Jung dizia que a neurose era fruto das obrigações e deveres que o indivíduo estava evitando cumprir.  A tarefa da análise é descobrir quais são essas obrigações que precisam ser realizadas para que ocorra a adaptação necessária ao mundo exterior e interior. Jung diz:

“A colocação verdadeiramente esclarecedora do problema [da neurose] é de ordem prospectiva. Já não se pergunta: o paciente tem complexo de pai ou de mãe, ou fantasias incestuosas inconscientes. Sabemos, hoje em dia, que todos os temos. Foi um erro pensarmos outrora que só os neuróticos os possuíam. Perguntamos antes: quais as obrigações que o paciente não quer cumprir? Quais as dificuldades deseja evitar?” (Jung, 1912/2013, p. 189)

Essas obrigações não são simplesmente se conformar às regras ou, ao contrário, buscar satisfazer seus desejos egoístas, mas sim cumprir a obrigação para consigo mesmo de levar uma vida plena de sentido que, no ser humano, inclui aspectos coletivos e individuais.

Enquanto para nos adaptarmos ao mundo exterior sempre recebemos incentivos de todos os lados, os meios simbólicos necessários para nos adaptarmos ao mundo interior podem ficar negligenciados, o que gera um dos sintomas mais difíceis de tratar: um cinismo racionalista e rebelde, que elimina toda a possibilidade de encontrar um sentido mais profundo para a vida.

Os símbolos religiosos e filosóficos sempre tiveram um papel vital na expressão de um sentido para a vida.
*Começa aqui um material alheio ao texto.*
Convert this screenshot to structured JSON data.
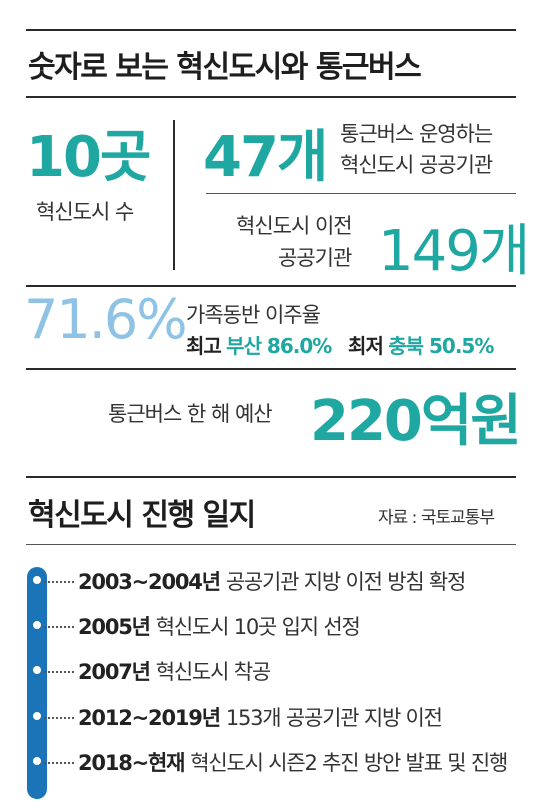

Assim, eles também são capazes de devolver ao neurótico esse sentido perdido. Não que os neuróticos devam ser forçados a decorar dogmas religiosos e filosóficos. O objetivo é despertar a atitude religiosa e filosófica, que são expressões da atividade instintiva da psique:

Através da atitude religiosa, que consiste em considerar cuidadosamente o aspecto simbólico da vida, que inclui os símbolos que surgem naturalmente do inconsciente, dando-lhes a devida importância e buscando os meios necessários para compreendê-los, o indivíduo reencontra essa voz interior, cuja perda dá origem à condição neurótica. 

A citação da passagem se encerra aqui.